Nasino gave birth to her
baby last July 1 and the following day, she was immediately brought
back to the MCJ with her newborn child who is underweight and
jaundiced; she is also among the 22 political prisoners who are
still awaiting the Supreme Court’s decision to grant them temporary
release on humanitarian grounds with the outbreak of the COVID-19
pandemic in jails more than three months since they filed their
petition last April 8.
For the past seven months,
476 convicts have already died under the custody of Bureau of
Corrections both due to COVID-19 and non-COVID-19 causes, while
hundreds of prisoners have already been infected by the disease in
the country’s highly congested and overpopulated jails where
measures to combat the pandemic such as physical distancing are
impossible to observe.
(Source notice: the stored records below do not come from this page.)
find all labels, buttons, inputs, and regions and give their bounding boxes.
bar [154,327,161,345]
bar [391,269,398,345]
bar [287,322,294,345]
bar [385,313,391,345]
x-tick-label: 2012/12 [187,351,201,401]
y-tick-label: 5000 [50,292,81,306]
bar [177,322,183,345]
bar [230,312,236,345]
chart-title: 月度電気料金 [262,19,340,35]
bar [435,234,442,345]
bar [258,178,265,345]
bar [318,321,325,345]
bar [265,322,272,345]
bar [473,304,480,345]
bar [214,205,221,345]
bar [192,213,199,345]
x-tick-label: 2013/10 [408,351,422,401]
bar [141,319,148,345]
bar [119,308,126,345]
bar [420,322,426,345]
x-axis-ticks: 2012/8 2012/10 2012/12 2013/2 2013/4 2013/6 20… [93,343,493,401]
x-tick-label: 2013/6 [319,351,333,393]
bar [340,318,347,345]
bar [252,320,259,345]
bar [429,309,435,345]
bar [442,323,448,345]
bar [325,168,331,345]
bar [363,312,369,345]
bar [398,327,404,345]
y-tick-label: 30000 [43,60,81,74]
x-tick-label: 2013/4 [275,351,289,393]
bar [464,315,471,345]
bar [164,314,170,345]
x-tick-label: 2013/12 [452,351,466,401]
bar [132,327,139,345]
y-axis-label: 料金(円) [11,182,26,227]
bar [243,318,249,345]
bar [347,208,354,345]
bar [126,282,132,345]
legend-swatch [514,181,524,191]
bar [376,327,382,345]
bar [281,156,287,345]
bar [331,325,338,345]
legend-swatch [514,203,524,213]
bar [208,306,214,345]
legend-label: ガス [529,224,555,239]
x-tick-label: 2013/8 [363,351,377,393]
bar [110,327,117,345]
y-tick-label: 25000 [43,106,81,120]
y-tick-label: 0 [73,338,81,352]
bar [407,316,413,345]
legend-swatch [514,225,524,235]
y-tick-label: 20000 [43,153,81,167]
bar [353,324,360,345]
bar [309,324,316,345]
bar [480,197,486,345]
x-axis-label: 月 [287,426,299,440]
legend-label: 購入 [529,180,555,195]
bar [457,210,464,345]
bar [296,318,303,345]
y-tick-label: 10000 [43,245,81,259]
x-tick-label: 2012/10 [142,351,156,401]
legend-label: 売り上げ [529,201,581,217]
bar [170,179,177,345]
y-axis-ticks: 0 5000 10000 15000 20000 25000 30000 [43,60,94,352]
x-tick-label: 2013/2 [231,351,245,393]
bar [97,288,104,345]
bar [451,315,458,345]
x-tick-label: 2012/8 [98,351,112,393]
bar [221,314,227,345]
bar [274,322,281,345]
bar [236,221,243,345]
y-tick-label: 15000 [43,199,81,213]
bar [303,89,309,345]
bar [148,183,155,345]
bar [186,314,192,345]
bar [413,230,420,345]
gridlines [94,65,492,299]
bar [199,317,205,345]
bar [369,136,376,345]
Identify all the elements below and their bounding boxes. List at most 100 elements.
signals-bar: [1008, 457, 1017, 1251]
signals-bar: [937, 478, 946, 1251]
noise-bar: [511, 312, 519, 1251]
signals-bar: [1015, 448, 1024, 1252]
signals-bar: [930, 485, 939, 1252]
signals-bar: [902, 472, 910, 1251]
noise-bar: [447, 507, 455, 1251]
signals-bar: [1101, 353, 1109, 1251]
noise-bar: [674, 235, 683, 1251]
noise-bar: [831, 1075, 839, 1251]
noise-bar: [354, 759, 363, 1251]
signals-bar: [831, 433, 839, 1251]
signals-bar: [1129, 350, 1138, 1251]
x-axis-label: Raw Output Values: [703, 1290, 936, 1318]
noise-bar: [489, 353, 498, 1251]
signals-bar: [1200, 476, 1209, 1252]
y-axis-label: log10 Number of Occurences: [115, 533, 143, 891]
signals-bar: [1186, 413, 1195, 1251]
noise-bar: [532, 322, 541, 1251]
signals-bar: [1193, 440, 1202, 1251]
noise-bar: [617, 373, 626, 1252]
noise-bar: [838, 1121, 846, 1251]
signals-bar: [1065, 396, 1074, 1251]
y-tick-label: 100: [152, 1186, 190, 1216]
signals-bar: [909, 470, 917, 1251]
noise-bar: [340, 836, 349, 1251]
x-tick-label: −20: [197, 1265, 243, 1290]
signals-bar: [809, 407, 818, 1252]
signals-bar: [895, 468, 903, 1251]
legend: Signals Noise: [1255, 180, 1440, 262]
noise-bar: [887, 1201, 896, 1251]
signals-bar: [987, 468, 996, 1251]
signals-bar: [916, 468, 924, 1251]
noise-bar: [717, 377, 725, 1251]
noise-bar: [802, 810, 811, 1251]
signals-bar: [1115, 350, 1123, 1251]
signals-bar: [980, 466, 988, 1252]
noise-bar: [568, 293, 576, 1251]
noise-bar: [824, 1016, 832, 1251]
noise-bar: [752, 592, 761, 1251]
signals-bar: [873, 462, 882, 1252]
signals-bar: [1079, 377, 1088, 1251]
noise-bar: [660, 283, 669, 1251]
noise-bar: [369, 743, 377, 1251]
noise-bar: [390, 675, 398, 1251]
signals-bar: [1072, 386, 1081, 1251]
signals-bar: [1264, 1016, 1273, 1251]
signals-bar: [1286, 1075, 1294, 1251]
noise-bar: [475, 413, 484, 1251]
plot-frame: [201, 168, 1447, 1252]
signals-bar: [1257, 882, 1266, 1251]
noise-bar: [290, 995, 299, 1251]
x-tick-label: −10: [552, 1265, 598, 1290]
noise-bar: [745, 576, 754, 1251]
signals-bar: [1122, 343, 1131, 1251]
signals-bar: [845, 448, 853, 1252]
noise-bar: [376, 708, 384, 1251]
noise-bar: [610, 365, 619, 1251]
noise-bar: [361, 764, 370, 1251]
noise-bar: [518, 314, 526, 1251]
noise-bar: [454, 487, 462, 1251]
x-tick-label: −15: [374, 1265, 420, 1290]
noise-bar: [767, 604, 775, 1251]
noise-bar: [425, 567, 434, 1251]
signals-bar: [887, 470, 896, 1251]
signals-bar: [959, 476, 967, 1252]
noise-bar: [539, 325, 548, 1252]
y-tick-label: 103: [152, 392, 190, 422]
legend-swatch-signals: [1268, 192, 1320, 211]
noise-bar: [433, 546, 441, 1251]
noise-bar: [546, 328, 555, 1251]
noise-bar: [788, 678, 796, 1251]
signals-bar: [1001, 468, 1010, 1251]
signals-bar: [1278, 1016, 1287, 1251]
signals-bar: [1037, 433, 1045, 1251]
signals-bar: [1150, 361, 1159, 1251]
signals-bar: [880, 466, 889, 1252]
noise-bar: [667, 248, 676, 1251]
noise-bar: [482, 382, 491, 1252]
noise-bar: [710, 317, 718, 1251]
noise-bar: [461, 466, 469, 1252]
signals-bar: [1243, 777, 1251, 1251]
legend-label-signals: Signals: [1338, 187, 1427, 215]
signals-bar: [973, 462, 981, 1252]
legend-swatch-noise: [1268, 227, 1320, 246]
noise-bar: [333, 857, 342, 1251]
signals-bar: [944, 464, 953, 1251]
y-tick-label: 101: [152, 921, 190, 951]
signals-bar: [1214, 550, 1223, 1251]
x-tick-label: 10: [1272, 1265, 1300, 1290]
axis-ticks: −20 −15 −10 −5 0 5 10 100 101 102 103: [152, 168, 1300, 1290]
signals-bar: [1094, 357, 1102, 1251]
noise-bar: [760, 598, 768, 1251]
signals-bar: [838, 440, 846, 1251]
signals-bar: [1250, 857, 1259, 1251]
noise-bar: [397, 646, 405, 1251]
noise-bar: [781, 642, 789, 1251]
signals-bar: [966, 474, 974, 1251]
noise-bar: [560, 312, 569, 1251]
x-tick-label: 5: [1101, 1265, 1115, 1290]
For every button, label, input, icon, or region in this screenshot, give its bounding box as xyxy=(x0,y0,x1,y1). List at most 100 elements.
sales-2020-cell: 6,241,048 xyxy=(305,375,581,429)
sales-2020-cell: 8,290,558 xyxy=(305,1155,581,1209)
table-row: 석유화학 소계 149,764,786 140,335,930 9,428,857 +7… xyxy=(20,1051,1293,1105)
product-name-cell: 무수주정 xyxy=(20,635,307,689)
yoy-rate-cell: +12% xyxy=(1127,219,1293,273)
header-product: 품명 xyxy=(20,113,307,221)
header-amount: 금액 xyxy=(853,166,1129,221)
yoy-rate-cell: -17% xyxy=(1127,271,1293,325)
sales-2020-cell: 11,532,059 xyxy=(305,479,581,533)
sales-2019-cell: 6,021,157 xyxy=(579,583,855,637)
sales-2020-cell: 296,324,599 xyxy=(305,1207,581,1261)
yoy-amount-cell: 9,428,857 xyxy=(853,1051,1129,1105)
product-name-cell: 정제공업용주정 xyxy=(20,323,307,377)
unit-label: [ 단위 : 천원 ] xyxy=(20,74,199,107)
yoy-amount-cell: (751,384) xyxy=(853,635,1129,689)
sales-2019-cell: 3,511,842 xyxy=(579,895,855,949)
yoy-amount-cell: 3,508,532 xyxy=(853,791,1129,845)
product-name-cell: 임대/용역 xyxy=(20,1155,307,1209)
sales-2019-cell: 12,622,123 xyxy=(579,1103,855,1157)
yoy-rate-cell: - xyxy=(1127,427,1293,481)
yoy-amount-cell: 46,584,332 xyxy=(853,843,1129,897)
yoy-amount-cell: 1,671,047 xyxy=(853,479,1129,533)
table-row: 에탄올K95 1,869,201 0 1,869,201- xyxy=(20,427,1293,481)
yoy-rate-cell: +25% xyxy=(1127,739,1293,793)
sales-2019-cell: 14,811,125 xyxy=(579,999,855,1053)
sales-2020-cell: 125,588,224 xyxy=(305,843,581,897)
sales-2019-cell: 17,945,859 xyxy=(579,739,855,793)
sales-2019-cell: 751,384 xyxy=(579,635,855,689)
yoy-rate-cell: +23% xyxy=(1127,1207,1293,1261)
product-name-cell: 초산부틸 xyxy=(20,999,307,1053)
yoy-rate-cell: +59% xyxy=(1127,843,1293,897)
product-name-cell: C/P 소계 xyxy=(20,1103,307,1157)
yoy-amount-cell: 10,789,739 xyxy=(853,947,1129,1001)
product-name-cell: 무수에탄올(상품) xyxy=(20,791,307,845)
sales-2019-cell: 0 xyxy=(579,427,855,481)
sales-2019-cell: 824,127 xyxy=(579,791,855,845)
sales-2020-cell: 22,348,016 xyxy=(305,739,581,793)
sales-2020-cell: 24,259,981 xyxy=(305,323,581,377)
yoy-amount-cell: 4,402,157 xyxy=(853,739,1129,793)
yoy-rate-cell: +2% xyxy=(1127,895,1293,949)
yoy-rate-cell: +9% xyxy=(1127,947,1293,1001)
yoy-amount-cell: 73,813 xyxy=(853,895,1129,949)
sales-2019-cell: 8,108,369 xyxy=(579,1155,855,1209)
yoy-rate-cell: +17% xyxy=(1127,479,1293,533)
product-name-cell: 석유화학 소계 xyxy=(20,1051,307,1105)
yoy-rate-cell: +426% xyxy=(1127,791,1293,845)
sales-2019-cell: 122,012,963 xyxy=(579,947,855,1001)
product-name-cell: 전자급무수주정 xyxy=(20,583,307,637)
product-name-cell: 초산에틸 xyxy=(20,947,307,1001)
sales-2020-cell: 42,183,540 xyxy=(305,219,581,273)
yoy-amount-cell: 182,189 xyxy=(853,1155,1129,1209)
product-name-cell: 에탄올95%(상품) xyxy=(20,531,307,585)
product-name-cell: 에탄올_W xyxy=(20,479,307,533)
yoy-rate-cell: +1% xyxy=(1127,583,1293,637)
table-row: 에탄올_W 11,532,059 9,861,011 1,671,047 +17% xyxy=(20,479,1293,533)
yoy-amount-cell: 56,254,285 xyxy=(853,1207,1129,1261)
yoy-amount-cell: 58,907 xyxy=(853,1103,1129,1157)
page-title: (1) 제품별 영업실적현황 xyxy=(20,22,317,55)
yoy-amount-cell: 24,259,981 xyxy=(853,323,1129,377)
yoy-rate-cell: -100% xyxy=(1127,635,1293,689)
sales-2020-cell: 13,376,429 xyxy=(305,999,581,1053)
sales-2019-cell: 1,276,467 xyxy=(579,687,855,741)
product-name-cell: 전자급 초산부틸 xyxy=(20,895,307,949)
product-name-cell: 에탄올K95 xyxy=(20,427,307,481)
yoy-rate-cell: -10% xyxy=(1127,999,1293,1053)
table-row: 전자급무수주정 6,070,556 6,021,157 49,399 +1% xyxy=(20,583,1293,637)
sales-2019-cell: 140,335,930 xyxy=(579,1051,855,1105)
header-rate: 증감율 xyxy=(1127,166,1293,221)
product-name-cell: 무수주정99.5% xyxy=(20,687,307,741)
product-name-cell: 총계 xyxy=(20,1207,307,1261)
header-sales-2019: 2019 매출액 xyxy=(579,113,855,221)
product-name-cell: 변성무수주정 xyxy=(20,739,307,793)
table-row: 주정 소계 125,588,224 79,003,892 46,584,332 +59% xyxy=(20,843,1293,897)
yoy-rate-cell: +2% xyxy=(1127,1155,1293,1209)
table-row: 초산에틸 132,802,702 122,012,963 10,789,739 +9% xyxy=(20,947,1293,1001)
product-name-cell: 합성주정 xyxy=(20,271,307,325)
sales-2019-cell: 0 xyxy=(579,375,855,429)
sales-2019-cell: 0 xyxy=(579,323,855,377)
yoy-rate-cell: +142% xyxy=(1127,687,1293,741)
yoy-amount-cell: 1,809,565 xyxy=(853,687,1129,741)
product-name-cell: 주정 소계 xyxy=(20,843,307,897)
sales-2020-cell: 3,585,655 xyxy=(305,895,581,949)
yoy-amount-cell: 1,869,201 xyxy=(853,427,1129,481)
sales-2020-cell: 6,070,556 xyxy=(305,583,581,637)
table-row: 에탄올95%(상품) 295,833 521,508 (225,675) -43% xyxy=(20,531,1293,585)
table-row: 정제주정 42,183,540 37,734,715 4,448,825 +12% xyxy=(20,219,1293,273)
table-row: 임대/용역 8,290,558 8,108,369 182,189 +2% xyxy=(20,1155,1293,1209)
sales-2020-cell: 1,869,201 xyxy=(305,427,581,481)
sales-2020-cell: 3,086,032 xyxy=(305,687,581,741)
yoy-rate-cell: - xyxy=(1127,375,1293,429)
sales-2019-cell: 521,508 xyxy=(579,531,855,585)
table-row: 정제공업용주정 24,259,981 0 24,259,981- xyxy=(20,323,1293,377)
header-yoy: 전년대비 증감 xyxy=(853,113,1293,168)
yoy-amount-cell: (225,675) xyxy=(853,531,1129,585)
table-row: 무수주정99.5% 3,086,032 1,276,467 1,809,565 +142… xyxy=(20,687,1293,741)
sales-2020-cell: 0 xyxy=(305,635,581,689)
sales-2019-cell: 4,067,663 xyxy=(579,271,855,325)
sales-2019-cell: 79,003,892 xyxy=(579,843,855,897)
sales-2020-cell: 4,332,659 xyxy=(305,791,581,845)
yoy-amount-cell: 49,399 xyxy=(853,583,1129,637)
Mass arrests of quarantine violators have
worsened the already inhumane conditions in jails, with 3,095 still
in detention as of July 19.
According to Karapatan’s
data as of June 2020, there are currently 635 political prisoners in
the country, with 95 of them suffering from debilitating ailments,
and 53 already in advanced age; 100 of them, including Nasino, are
women.
Palabay raised alarm that
“prisoners are already dying at a worrying rate inside the country’s
jails as we have long warned for months, but the government is
dismissing these demands, downplaying the number of deaths, keeping
the families of prisoners in the dark about the actual conditions
inside jails, ignoring the risks of the pandemic to elderly and
immunocompromised detainees, especially those unjustly jailed, and
even worsening the already inhumane conditions in jails by
relentlessly conducting mass arrests. They are treating the lives,
rights, and welfare of prisoners like disposable garbage and mere
numbers.”
“We strongly decry the
court’s unjust and inhumane ruling to separate Ina Nasino from her
baby. We strongly reassert our call to grant the humanitarian
release for all prisoners, including political prisoners, especially
the most vulnerable. We cannot let our prisons turn into corpse
factories and COVID-19 breeding grounds: prisoners still have rights
and lives that must be secured and protected – and this
deteriorating crisis in jails cannot continue. We will not cease in
hounding the courts and authorities until they listen to these just
demands,” the Karapatan officer ended.